The Government’s move to launch the Bharat Bond ETF is no doubt a good decision as it deepens the corporate bond market in India;

But it comes at a time when retail investors are most likely to underperform even a basic Fixed Deposit if they invest in this instrument for the short term.

Before I elaborate on this point, here are the key features of the Bharat Bond ETF:

[I]      Composition: It is a basket of AAA rated bonds (i.e. debt papers) of state and central Government run companies. These companies could be listed or unlisted. Initially, the Bharat Bond ETF will have debt papers of around 12 Central Public Sector Enterprises (CPSE). Like all ETFs there will be a Management Committee at the NSE to decide on the composition of Bharat Bond ETF. In its first series launching 12 December 2019, the constituents and their weightage is as under:

Bharat Bond ETF Contituents and their weightage

Bharat-Bond-ETF-Constituents

[II]      Size: The Unit price of each ETF will be Rs. 1000. You can buy and sell one or many units on the Exchange (NSE and BSE). The ETF will be visible on the Exchange trading terminal.

[III]     Subscription: The Bharat Bond ETF will be launched initially on the 12th of December and will remain open for subscription until the 20th December. That said, there should be no mad rush to apply in the ETF launch period given that the bonds are listed on the Exchange and can be bought and sold freely in the secondary market.

[IV]     Duration/ Tenure: First series of these bonds are being offered with a maturity option of 3 years and 10 years. In other words, the bonds will redeem automatically at the end of the chosen tenure option.

[V]     Projected Return: Going by the past track record of Government bond issuances, first tranche of these bonds to be launched on 12th December will offer interest rate of approximately 7.5% compounded and paid out at maturity.

Projection: Face value of Rs. 1000/ bond is likely to grow to Rs 1242 under the 3 year option. Face value of Rs. 1000/ bond is likely to grow to  the two Rs. 2061 under the 10 year option.

[VI]     Growth vs dividend options:  Initially the Government is offering these ETFs only with a growth option. There is no dividend option. This may or may not change in future series.

Note: In practice however, face value of these bonds keeps increasing with passage of time. Investors can sell single or multiple units of these bonds on the Exchange terminal which serves as periodic interest from the point of view of retail investors. However doing so will take away the tax advantage which these bonds offer (Read next point: Taxation).

[VII]    Taxation: The big advantage which the Bharat Bond ETF offers is its efficient and beneficial taxation. On maturity, you are taxed @ 20% with the benefit of Indexation.

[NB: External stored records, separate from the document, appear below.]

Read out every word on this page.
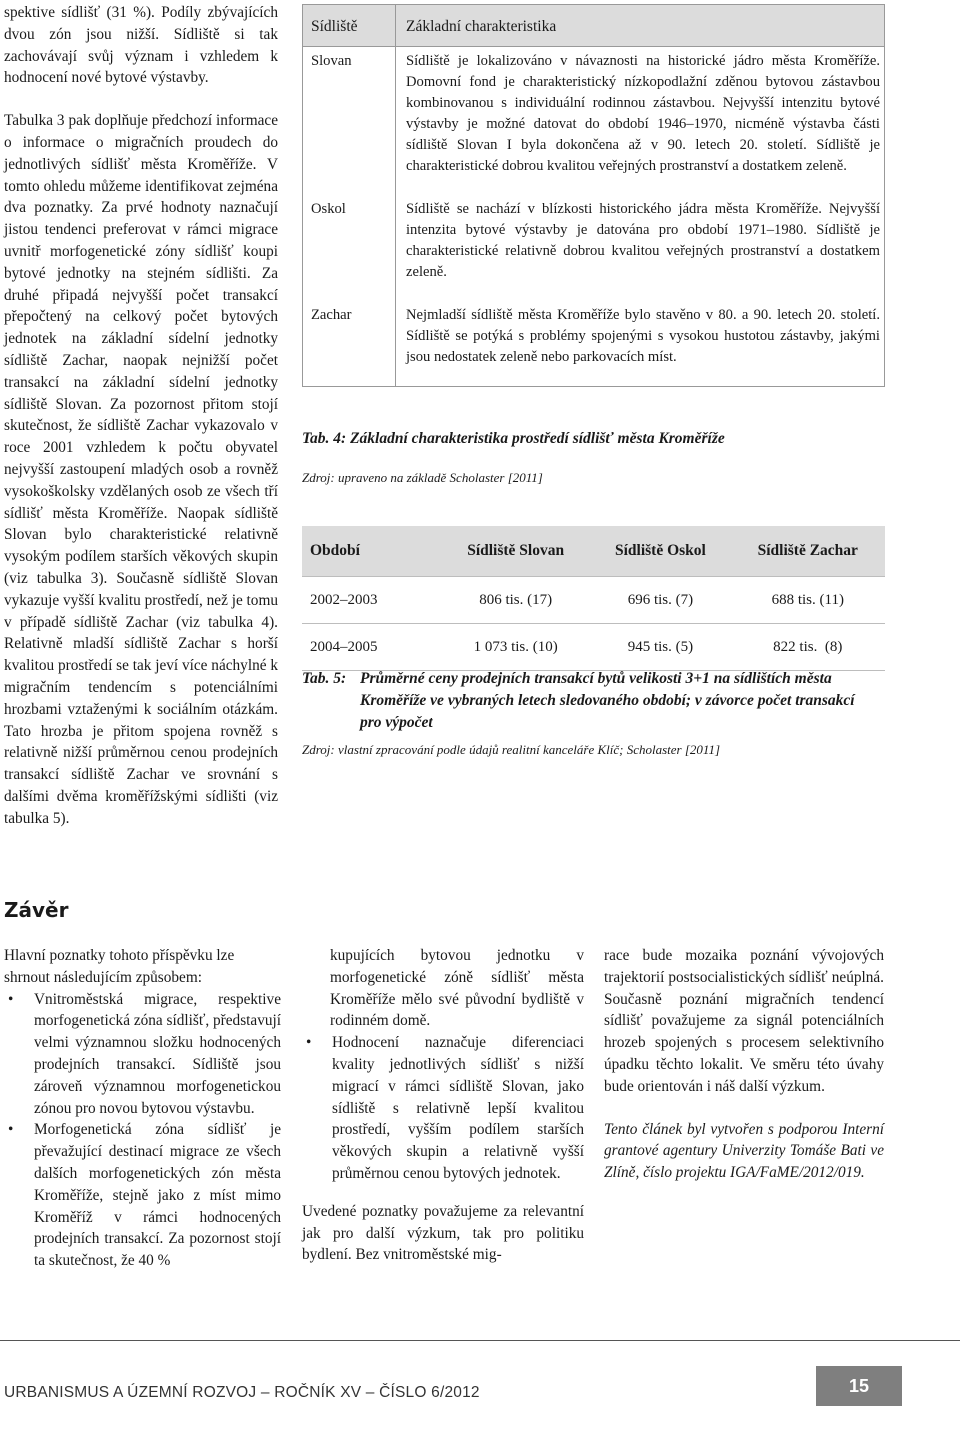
spektive sídlišť (31 %). Podíly zbývajících dvou zón jsou nižší. Sídliště si tak zachovávají svůj význam i vzhledem k hodnocení nové bytové výstavby.

Tabulka 3 pak doplňuje předchozí informace o informace o migračních proudech do jednotlivých sídlišť města Kroměříže. V tomto ohledu můžeme identifikovat zejména dva poznatky. Za prvé hodnoty naznačují jistou tendenci preferovat v rámci migrace uvnitř morfogenetické zóny sídlišť koupi bytové jednotky na stejném sídlišti. Za druhé připadá nejvyšší počet transakcí přepočtený na celkový počet bytových jednotek na základní sídelní jednotky sídliště Zachar, naopak nejnižší počet transakcí na základní sídelní jednotky sídliště Slovan. Za pozornost přitom stojí skutečnost, že sídliště Zachar vykazovalo v roce 2001 vzhledem k počtu obyvatel nejvyšší zastoupení mladých osob a rovněž vysokoškolsky vzdělaných osob ze všech tří sídlišť města Kroměříže. Naopak sídliště Slovan bylo charakteristické relativně vysokým podílem starších věkových skupin (viz tabulka 3). Současně sídliště Slovan vykazuje vyšší kvalitu prostředí, než je tomu v případě sídliště Zachar (viz tabulka 4). Relativně mladší sídliště Zachar s horší kvalitou prostředí se tak jeví více náchylné k migračním tendencím s potenciálními hrozbami vztaženými k sociálním otázkám. Tato hrozba je přitom spojena rovněž s relativně nižší průměrnou cenou prodejních transakcí sídliště Zachar ve srovnání s dalšími dvěma kroměřížskými sídlišti (viz tabulka 5).

Sídliště	Základní charakteristika
Slovan	Sídliště je lokalizováno v návaznosti na historické jádro města Kroměříže. Domovní fond je charakteristický nízkopodlažní zděnou bytovou zástavbou kombinovanou s individuální rodinnou zástavbou. Nejvyšší intenzitu bytové výstavby je možné datovat do období 1946–1970, nicméně výstavba části sídliště Slovan I byla dokončena až v 90. letech 20. století. Sídliště je charakteristické dobrou kvalitou veřejných prostranství a dostatkem zeleně.
Oskol	Sídliště se nachází v blízkosti historického jádra města Kroměříže. Nejvyšší intenzita bytové výstavby je datována pro období 1971–1980. Sídliště je charakteristické relativně dobrou kvalitou veřejných prostranství a dostatkem zeleně.
Zachar	Nejmladší sídliště města Kroměříže bylo stavěno v 80. a 90. letech 20. století. Sídliště se potýká s problémy spojenými s vysokou hustotou zástavby, jakými jsou nedostatek zeleně nebo parkovacích míst.
Tab. 4: Základní charakteristika prostředí sídlišť města Kroměříže
Zdroj: upraveno na základě Scholaster [2011]
Období	Sídliště Slovan	Sídliště Oskol	Sídliště Zachar
2002–2003	806 tis. (17)	696 tis. (7)	688 tis. (11)
2004–2005	1 073 tis. (10)	945 tis. (5)	822 tis.  (8)
Tab. 5: Průměrné ceny prodejních transakcí bytů velikosti 3+1 na sídlištích města Kroměříže ve vybraných letech sledovaného období; v závorce počet transakcí pro výpočet
Zdroj: vlastní zpracování podle údajů realitní kanceláře Klíč; Scholaster [2011]
Závěr

Hlavní poznatky tohoto příspěvku lze shrnout následujícím způsobem:

• Vnitroměstská migrace, respektive morfogenetická zóna sídlišť, představují velmi významnou složku hodnocených prodejních transakcí. Sídliště jsou zároveň významnou morfogenetickou zónou pro novou bytovou výstavbu.
• Morfogenetická zóna sídlišť je převažující destinací migrace ze všech dalších morfogenetických zón města Kroměříže, stejně jako z míst mimo Kroměříž v rámci hodnocených prodejních transakcí. Za pozornost stojí ta skutečnost, že 40 %

kupujících bytovou jednotku v morfogenetické zóně sídlišť města Kroměříže mělo své původní bydliště v rodinném domě.

• Hodnocení naznačuje diferenciaci kvality jednotlivých sídlišť s nižší migrací v rámci sídliště Slovan, jako sídliště s relativně lepší kvalitou prostředí, vyšším podílem starších věkových skupin a relativně vyšší průměrnou cenou bytových jednotek.

Uvedené poznatky považujeme za relevantní jak pro další výzkum, tak pro politiku bydlení. Bez vnitroměstské mig-

race bude mozaika poznání vývojových trajektorií postsocialistických sídlišť neúplná. Současně poznání migračních tendencí sídlišť považujeme za signál potenciálních hrozeb spojených s procesem selektivního úpadku těchto lokalit. Ve směru této úvahy bude orientován i náš další výzkum.

Tento článek byl vytvořen s podporou Interní grantové agentury Univerzity Tomáše Bati ve Zlíně, číslo projektu IGA/FaME/2012/019.

URBANISMUS A ÚZEMNÍ ROZVOJ – ROČNÍK XV – ČÍSLO 6/2012	15
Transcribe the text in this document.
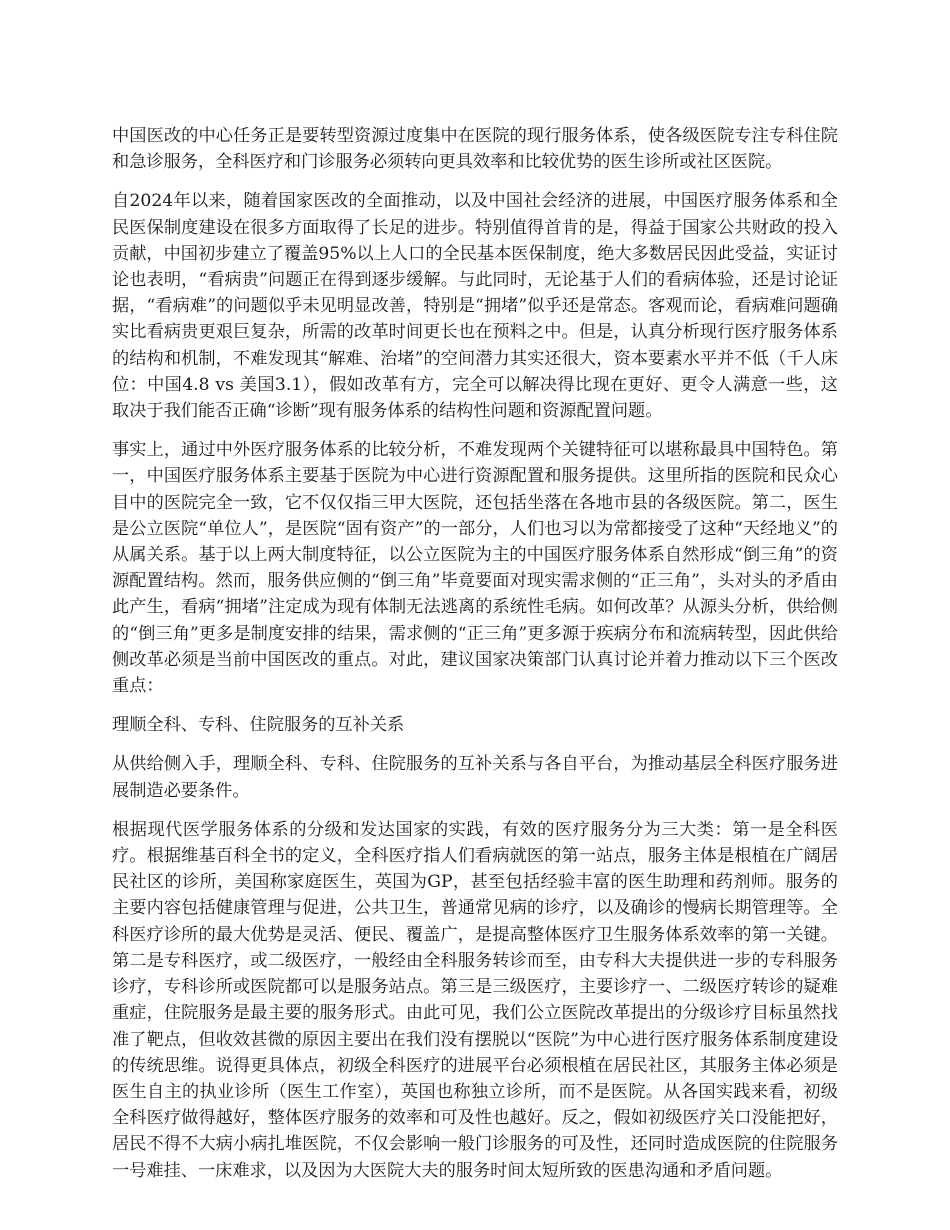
中国医改的中心任务正是要转型资源过度集中在医院的现行服务体系，使各级医院专注专科住院和急诊服务，全科医疗和门诊服务必须转向更具效率和比较优势的医生诊所或社区医院。

自2024年以来，随着国家医改的全面推动，以及中国社会经济的进展，中国医疗服务体系和全民医保制度建设在很多方面取得了长足的进步。特别值得首肯的是，得益于国家公共财政的投入贡献，中国初步建立了覆盖95%以上人口的全民基本医保制度，绝大多数居民因此受益，实证讨论也表明，“看病贵”问题正在得到逐步缓解。与此同时，无论基于人们的看病体验，还是讨论证据，“看病难”的问题似乎未见明显改善，特别是“拥堵”似乎还是常态。客观而论，看病难问题确实比看病贵更艰巨复杂，所需的改革时间更长也在预料之中。但是，认真分析现行医疗服务体系的结构和机制，不难发现其“解难、治堵”的空间潜力其实还很大，资本要素水平并不低（千人床位：中国4.8 vs 美国3.1），假如改革有方，完全可以解决得比现在更好、更令人满意一些，这取决于我们能否正确“诊断”现有服务体系的结构性问题和资源配置问题。

事实上，通过中外医疗服务体系的比较分析，不难发现两个关键特征可以堪称最具中国特色。第一，中国医疗服务体系主要基于医院为中心进行资源配置和服务提供。这里所指的医院和民众心目中的医院完全一致，它不仅仅指三甲大医院，还包括坐落在各地市县的各级医院。第二，医生是公立医院“单位人”，是医院“固有资产”的一部分，人们也习以为常都接受了这种“天经地义”的从属关系。基于以上两大制度特征，以公立医院为主的中国医疗服务体系自然形成“倒三角”的资源配置结构。然而，服务供应侧的“倒三角”毕竟要面对现实需求侧的“正三角”，头对头的矛盾由此产生，看病“拥堵”注定成为现有体制无法逃离的系统性毛病。如何改革？从源头分析，供给侧的“倒三角”更多是制度安排的结果，需求侧的“正三角”更多源于疾病分布和流病转型，因此供给侧改革必须是当前中国医改的重点。对此，建议国家决策部门认真讨论并着力推动以下三个医改重点：

理顺全科、专科、住院服务的互补关系

从供给侧入手，理顺全科、专科、住院服务的互补关系与各自平台，为推动基层全科医疗服务进展制造必要条件。

根据现代医学服务体系的分级和发达国家的实践，有效的医疗服务分为三大类：第一是全科医疗。根据维基百科全书的定义，全科医疗指人们看病就医的第一站点，服务主体是根植在广阔居民社区的诊所，美国称家庭医生，英国为GP，甚至包括经验丰富的医生助理和药剂师。服务的主要内容包括健康管理与促进，公共卫生，普通常见病的诊疗，以及确诊的慢病长期管理等。全科医疗诊所的最大优势是灵活、便民、覆盖广，是提高整体医疗卫生服务体系效率的第一关键。第二是专科医疗，或二级医疗，一般经由全科服务转诊而至，由专科大夫提供进一步的专科服务诊疗，专科诊所或医院都可以是服务站点。第三是三级医疗，主要诊疗一、二级医疗转诊的疑难重症，住院服务是最主要的服务形式。由此可见，我们公立医院改革提出的分级诊疗目标虽然找准了靶点，但收效甚微的原因主要出在我们没有摆脱以“医院”为中心进行医疗服务体系制度建设的传统思维。说得更具体点，初级全科医疗的进展平台必须根植在居民社区，其服务主体必须是医生自主的执业诊所（医生工作室），英国也称独立诊所，而不是医院。从各国实践来看，初级全科医疗做得越好，整体医疗服务的效率和可及性也越好。反之，假如初级医疗关口没能把好，居民不得不大病小病扎堆医院，不仅会影响一般门诊服务的可及性，还同时造成医院的住院服务一号难挂、一床难求，以及因为大医院大夫的服务时间太短所致的医患沟通和矛盾问题。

For example, under the 3 year option (i.e. look at Projected Return above), your profit of Rs. 242, will be taxed Rs. 28 (based on last 3 year rate of Indexation). Under the 10 year option your profit of Rs. 1061 will be taxed at Rs. 22 (based on last 10 year rate of indexation).

[VIII]     Portfolio Disclosure: The portfolio of bonds held by the ETF will be disclosed on a daily basis.

[IX]     Associated Cost/ Expense: The cost associated with investing is 0.0005% of the investment value. For example if you buy 1000 bonds of Rs. 1000 face value (i.e. bonds worth Rs. 10 Lakhs), your expense will be Rs. 5 on the transaction.

How are Bharat Bond ETFs better than FD? 

FD interest @ 7.5% is taxed at your nominal rate of income tax. Bharat Bond ETF’s accumulated interest of 7.5% p.a. will be almost tax free after factoring in the indexation rate. In effect you stand to make up to 30% more post-tax return by investing in the Bharat Bond ETF issue (Read next point: The Risk).

The Risk 

Why then do I say that retail investors might underperform a basic FD if they invest for a short term? This is because, while the ETF will be redeemed at face value upon maturity, the price of the ETF while it is listed on the Exchange will be dynamic.

In other words, it is possible that the bond quotes / trades below its face value in case RBI increases its rates. Alternatively, if there is a rate cut, bond prices will appreciate faster. Effectively, you may be able to trade these bonds for a profit or loss depending on what RBI does to its benchmark rates before the bonds mature.

As retail investors, keep in mind that if you are buying the Bharat Bond ETF, you should buy with a view to hold this till maturity. Do not get convinced that you may be able to sell this ETF at a higher price than what you stand to make at maturity. Given where Government bonds are trading, and given the fact that RBI can control interest rates, who knows where these bonds will be trading next year.